The Death of Marcus Aurelius

The Death of Marcus Aurelius

Saturday, November 21, 2020

Boethius, The Consolation of Philosophy 5.20


“Herein the chief point for our consideration is this: the higher power of understanding includes the lower, but the lower never rises to the higher. 
 
“For the senses are capable of understanding nothing but the matter; imagination cannot look upon universal or natural kinds; reason cannot comprehend the absolute form; whereas the intelligence seems to look down from above and comprehend the form, and distinguishes all that lie below, but in such a way that it grasps the very form which could not be known to any other than itself.
 
“For it perceives and knows the general kind, as does reason; the appearance, as does the imagination; and the matter, as do the senses, but with one grasp of the mind it looks upon all with a clear conception of the whole. 
 
“And reason too, as it views general kinds, does not make use of the imagination or the senses, but yet does perceive the objects both of the imagination and of the senses. 
 
“It is reason which thus defines a general kind according to its conception: Man, for instance, is an animal, biped, and reasoning. This is a general notion of a natural kind, but no man denies that the subject can be approached by the imagination and by the senses, just because reason investigates it by a reasonable conception and not by the imagination or senses. 
 
“Likewise, though imagination takes its beginning of seeing and forming appearances from the senses, yet without their aid it surveys each subject by an imaginative faculty of distinguishing, not by the distinguishing faculty of the senses.”
 
—from Book 5, Prose 4
 
Each level of awareness perceives in its own distinct way, and each level adds something further to the one that came before it, such that a more fundamental and more complete grasp is achieved at each stage. The degree of apprehension for the greater stages contains the scope of the lesser stages, even as the lesser stages cannot rise up to the fullness and depth of the greater stages. 
 
By analogy, using only the level of sense, I think of the difference between eyes that can only see in black and white compared to eyes that can see in color, or ears that can only hear in narrower frequencies compared to ears that can hear in broader frequencies, or a nose that can only smell something close at hand compared to a nose that can smell something from a mile away. 
 
A veterinarian once told me that a dog can’t see colors in the same range as I can, and so the furry fellow will not recognize certain patterns that are obvious to me.

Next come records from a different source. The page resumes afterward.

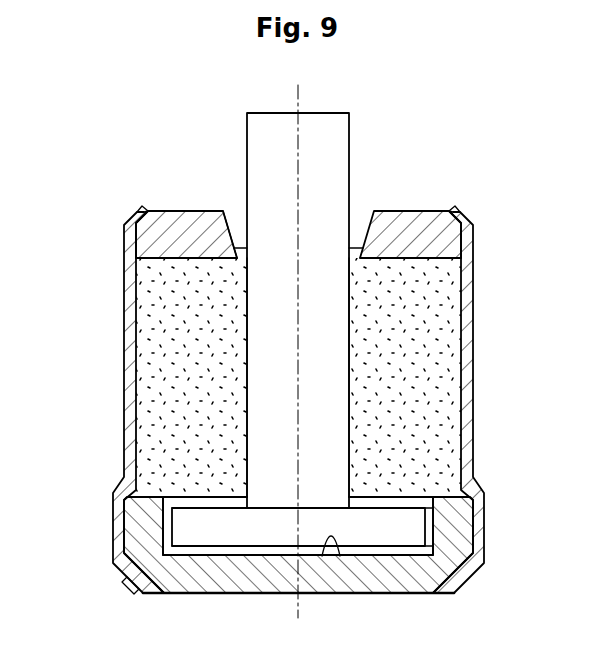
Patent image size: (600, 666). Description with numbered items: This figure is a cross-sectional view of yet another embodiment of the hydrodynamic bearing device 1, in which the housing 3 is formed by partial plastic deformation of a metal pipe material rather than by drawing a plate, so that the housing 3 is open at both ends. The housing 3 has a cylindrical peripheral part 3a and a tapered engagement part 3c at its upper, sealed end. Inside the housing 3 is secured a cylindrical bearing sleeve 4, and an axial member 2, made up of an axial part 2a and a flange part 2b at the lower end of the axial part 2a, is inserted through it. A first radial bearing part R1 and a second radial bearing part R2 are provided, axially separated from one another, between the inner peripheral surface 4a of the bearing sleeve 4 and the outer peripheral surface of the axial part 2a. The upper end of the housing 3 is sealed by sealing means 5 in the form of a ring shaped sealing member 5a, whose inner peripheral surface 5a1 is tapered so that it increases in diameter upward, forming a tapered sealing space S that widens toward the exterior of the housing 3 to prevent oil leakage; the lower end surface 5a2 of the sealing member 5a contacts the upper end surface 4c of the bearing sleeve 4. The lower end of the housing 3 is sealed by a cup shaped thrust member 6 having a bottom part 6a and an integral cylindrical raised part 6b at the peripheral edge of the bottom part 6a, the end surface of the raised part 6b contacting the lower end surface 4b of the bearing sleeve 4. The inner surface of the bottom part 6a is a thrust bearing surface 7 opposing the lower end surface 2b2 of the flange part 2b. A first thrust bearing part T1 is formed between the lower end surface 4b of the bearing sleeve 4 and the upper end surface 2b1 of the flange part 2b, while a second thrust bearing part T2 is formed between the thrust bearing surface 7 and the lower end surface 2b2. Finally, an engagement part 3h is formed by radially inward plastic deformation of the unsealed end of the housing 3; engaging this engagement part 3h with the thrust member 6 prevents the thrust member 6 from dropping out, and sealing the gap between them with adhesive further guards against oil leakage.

The hydrodynamic bearing device 1 is at (490, 170).
The axial member 2 is at (332, 110).
The axial part 2a is at (255, 138).
The flange part 2b is at (276, 538).
The upper end surface of the flange part 2b1 is at (180, 497).
The lower end surface of the flange part 2b2 is at (202, 560).
The housing 3 is at (475, 373).
The cylindrical peripheral part 3a is at (129, 386).
The engagement part 3c is at (133, 216).
The engagement part 3h is at (126, 586).
The bearing sleeve 4 is at (428, 333).
The inner peripheral surface of the bearing sleeve 4a is at (248, 280).
The lower end surface of the bearing sleeve 4b is at (372, 500).
The upper end surface of the bearing sleeve 4c is at (433, 240).
The sealing means 5 is at (425, 209).
The sealing member 5a is at (398, 222).
The inner peripheral surface of the sealing member 5a1 is at (236, 210).
The lower end surface of the sealing member 5a2 is at (177, 272).
The thrust member 6 is at (448, 560).
The bottom part of the thrust member 6a is at (232, 583).
The raised part 6b is at (140, 522).
The thrust bearing surface 7 is at (348, 540).
The sealing space S is at (357, 222).
The first radial bearing part R1 is at (244, 317).
The second radial bearing part R2 is at (244, 455).
The first thrust bearing part T1 is at (406, 503).
The second thrust bearing part T2 is at (406, 551).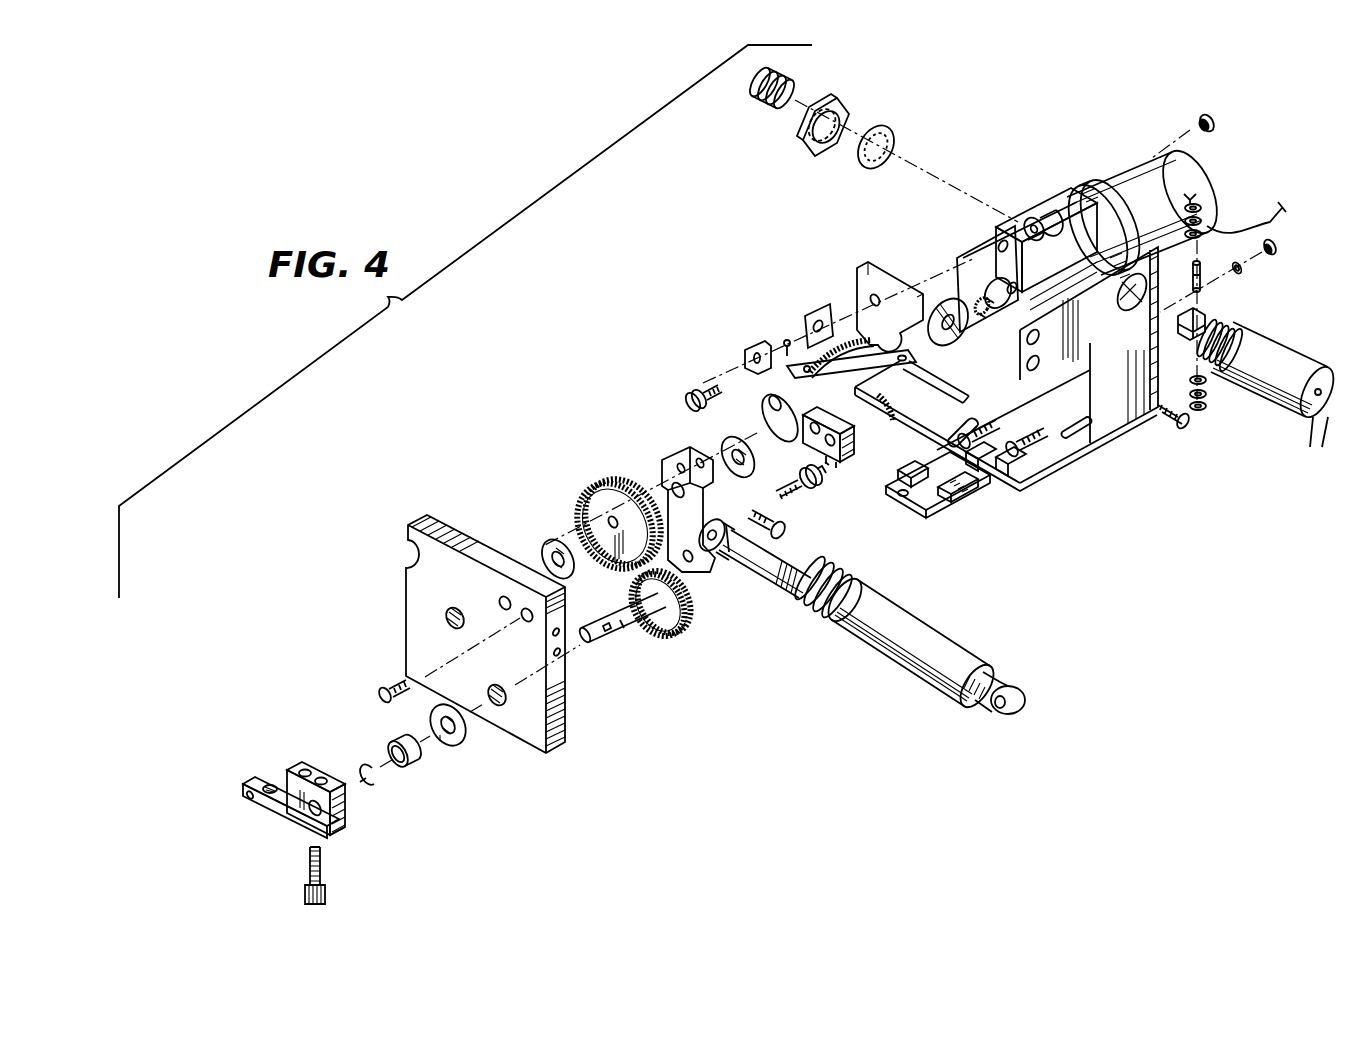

At the same time, let me give the dog his credit, because he surely feels that there is something wrong with me when I can’t hear that same whistle that he hears, or I am oblivious to that irresistible scent he has latched onto. 
 
I swear, I think my cat is laughing at me whenever I trip over things in the dark. 
 
Imagination includes the range of sensation, and yet rises above it by separating the appearance. Reason includes the ranges of sensation and imagination, but rises above them by separating the universal from the particular. Intelligence includes the range of all the others, but rises above them even further by grasping everything as an absolute and immediate whole. 
 
I have little difficulty comprehending sensation and imagination through my own reason, and yet I will drive myself mad trying to comprehend the higher level of intelligence through my own reason. I can consider it only indirectly, by means of a likeness to what I do know, much like a man born blind can only conceive of colors from the context of hearing, taste, touch, or smell. 
 
I was fascinated to once see a teacher explaining music to deaf children by replacing notes with visual images, and then having them perform a piece by rhythmically moving colored cards. He was using reason to fill in a gap in sensation, a higher power to define a lower power, yet when a philosopher tries to define the Divine Mind, he is vainly attempting to work from the bottom up. 
 
I suppose all he can really say is that “This consciousness must be something like my own, but in a complete and self-sufficient way that is entirely beyond my limited range of experience.”
 
How does a goldfish see the world outside his bowl? What awareness does he have of me standing over him? I may think his reality is so terribly limited, but that divide comes nowhere close to the infinite expanse between my thoughts and God’s thoughts.